The Syntec Tibial Nail System is intended to stabilize fractures of the proximal and the tibial shaft; certain pre-and post-isthmic fractures; open and closed tibial shaft fractures; and tibial malunions and non-unions

The Syntec Tibial Nail System are manufactured from commercially SUS316L (stainless steel) and Ti-6AL-4V (Titanium alloy). It is an intramedullary (IM) nail with a 12° in the upper third of the reamed Tibial Nail. These nails will use ø5mm internal hex captured screws in various lengths for cross-screw fixation in both the proximal and distal portion of the nail. Also, an End Cap ø8.4 in 15mm lengths is available for proximal closing of the nail. The Syntec Tibial Nail System (nail, screw and end cap) are provided non-sterile and single use only. Also, it is not for spinal use. Associated instrumentation such as aiming device for proximal and distal, insertion guide wire, drill accessories, system and removal instruments are available with the system.

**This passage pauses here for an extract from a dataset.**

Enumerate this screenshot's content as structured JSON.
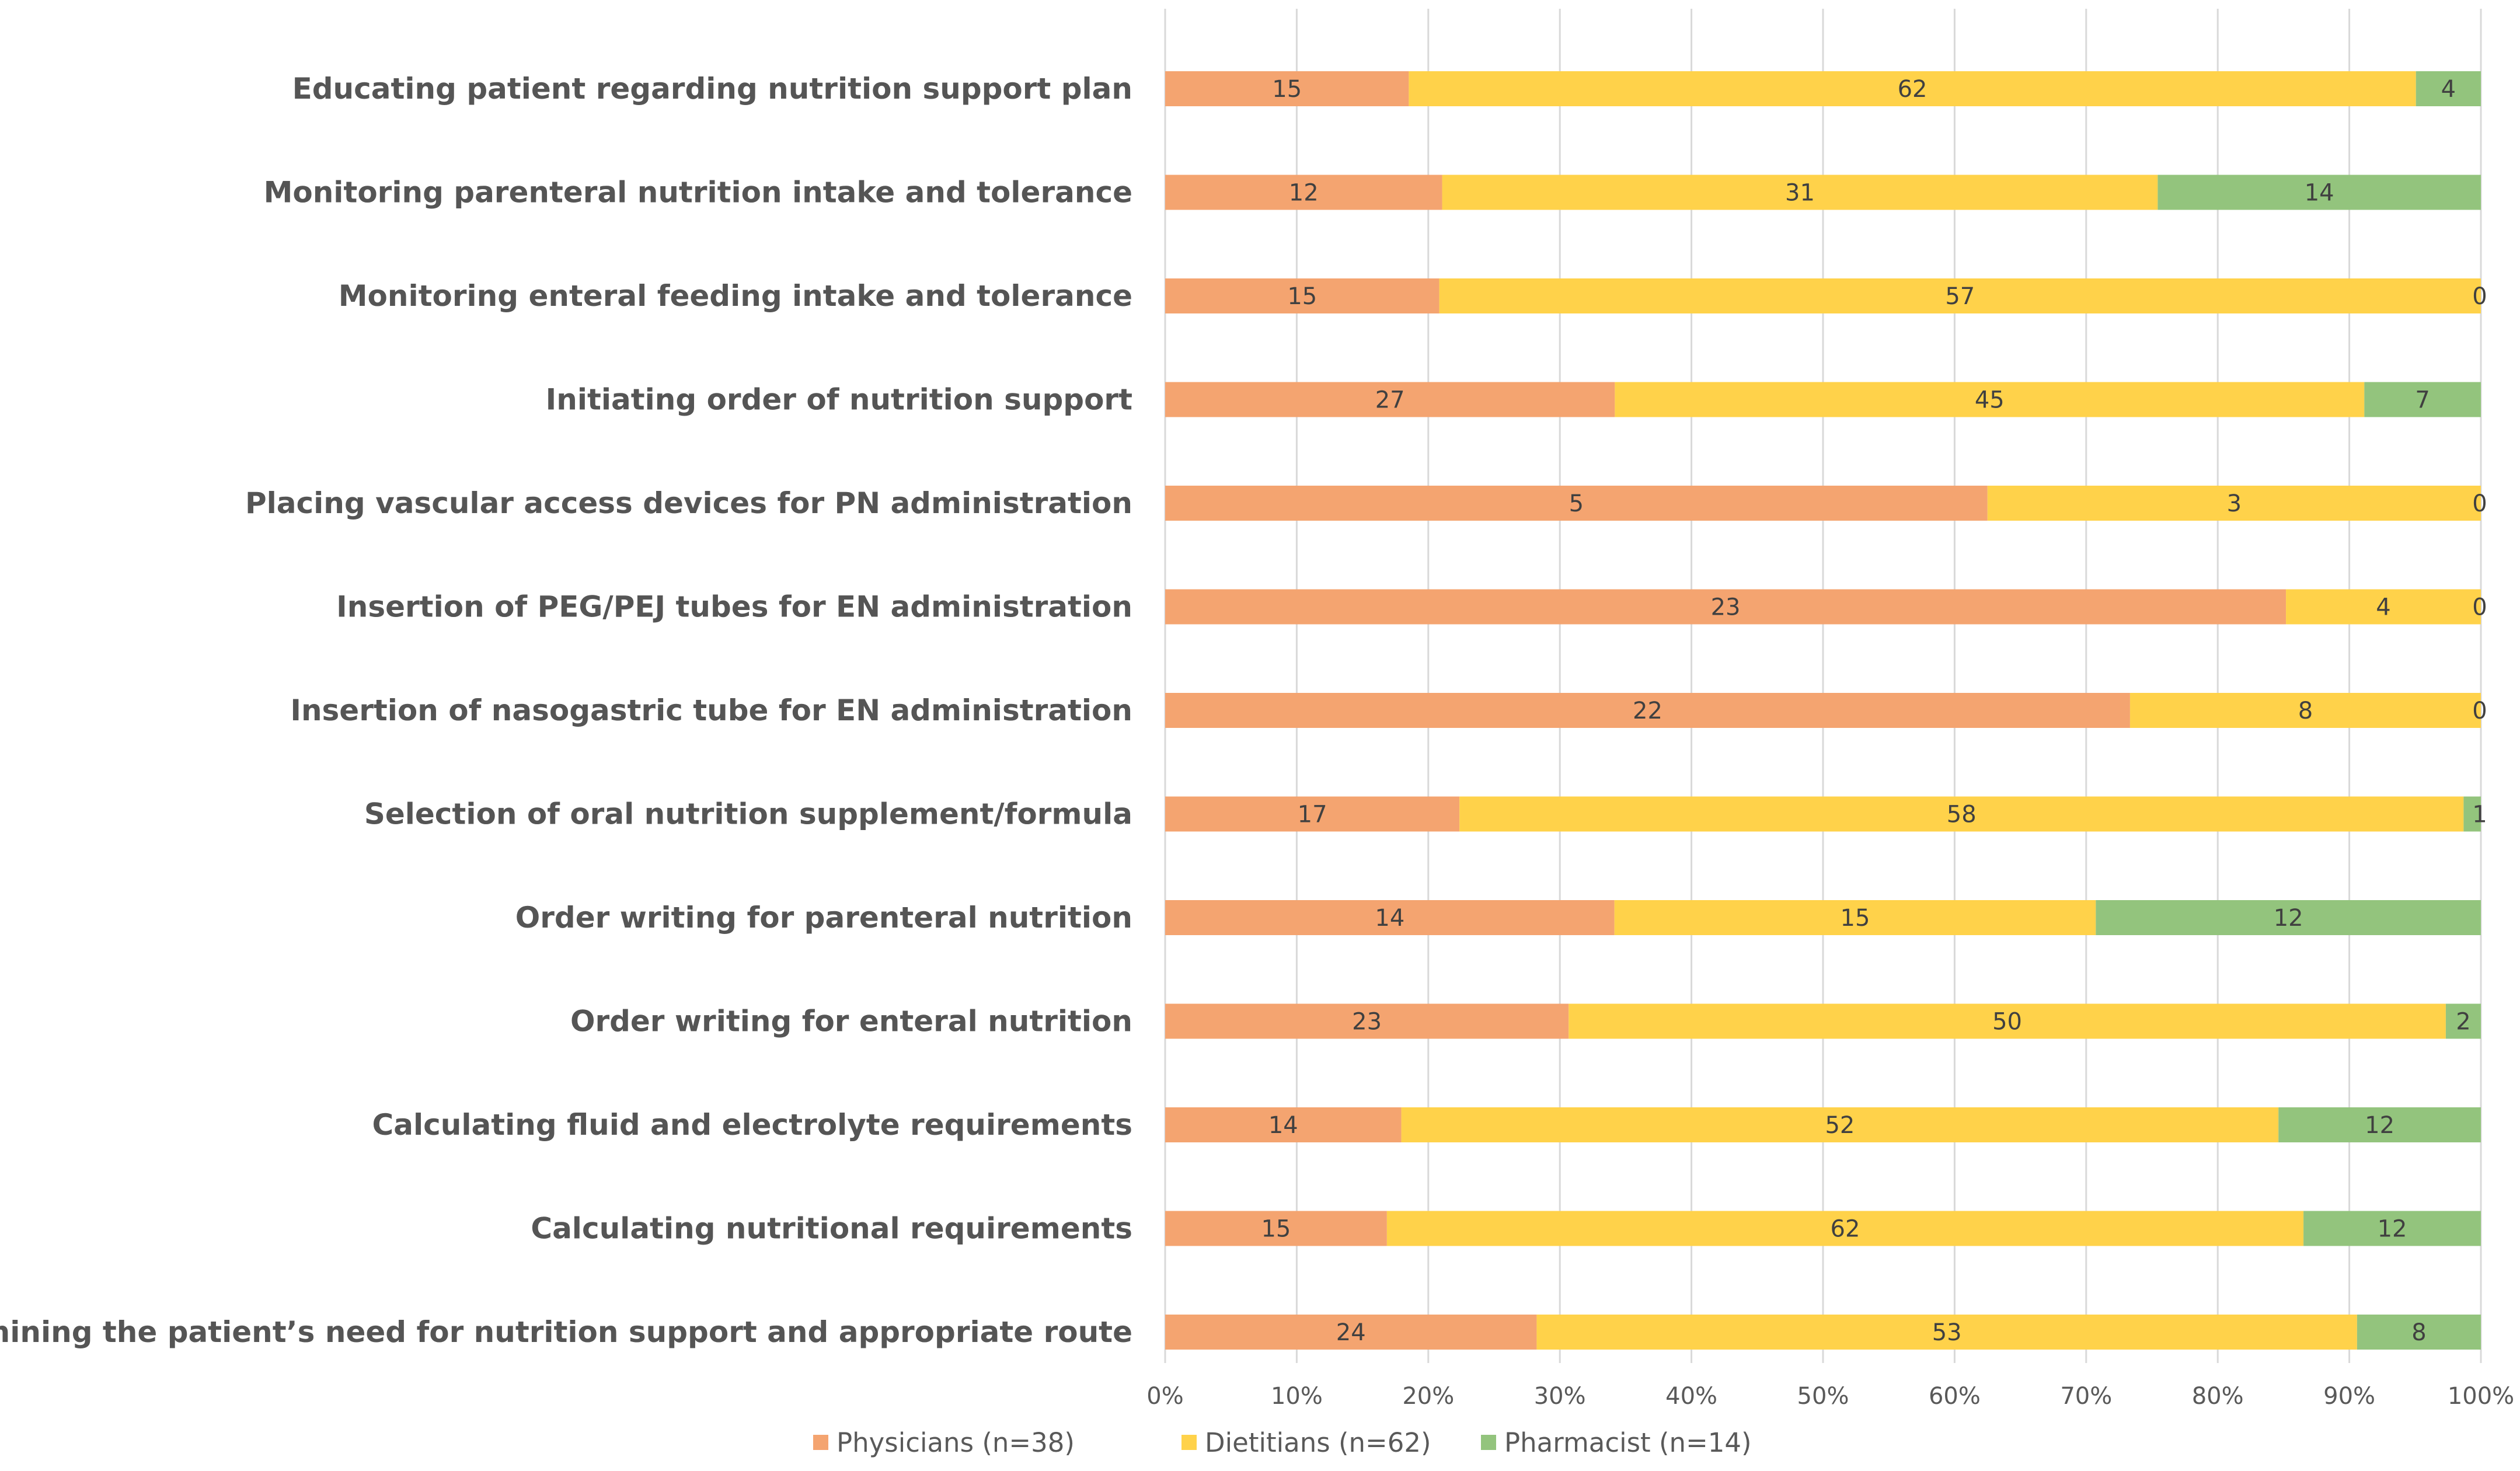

I am sorry, but the provided text does not contain the information required to answer your request. The document describes a medical device, the Syntec Tibial Nail System, and its clearance as substantially equivalent to predicate devices by the FDA. However, it does not include details about acceptance criteria, device performance metrics, sample sizes for testing, expert qualifications, ground truth establishment, or clinical study results with effect sizes against human readers. The document explicitly states that "Clinical studies are not required to support substantially equivalent" and only mentions "Biomechanical Test: The biomechanical tests ASTM F1264-16e1 were performed to determine substantial equivalence for the Syntec Tibial Nail System".

Therefore, I cannot provide a table of acceptance criteria and reported device performance or information regarding multi-reader multi-case studies, standalone performance, or sample sizes/ground truth details for training and test sets.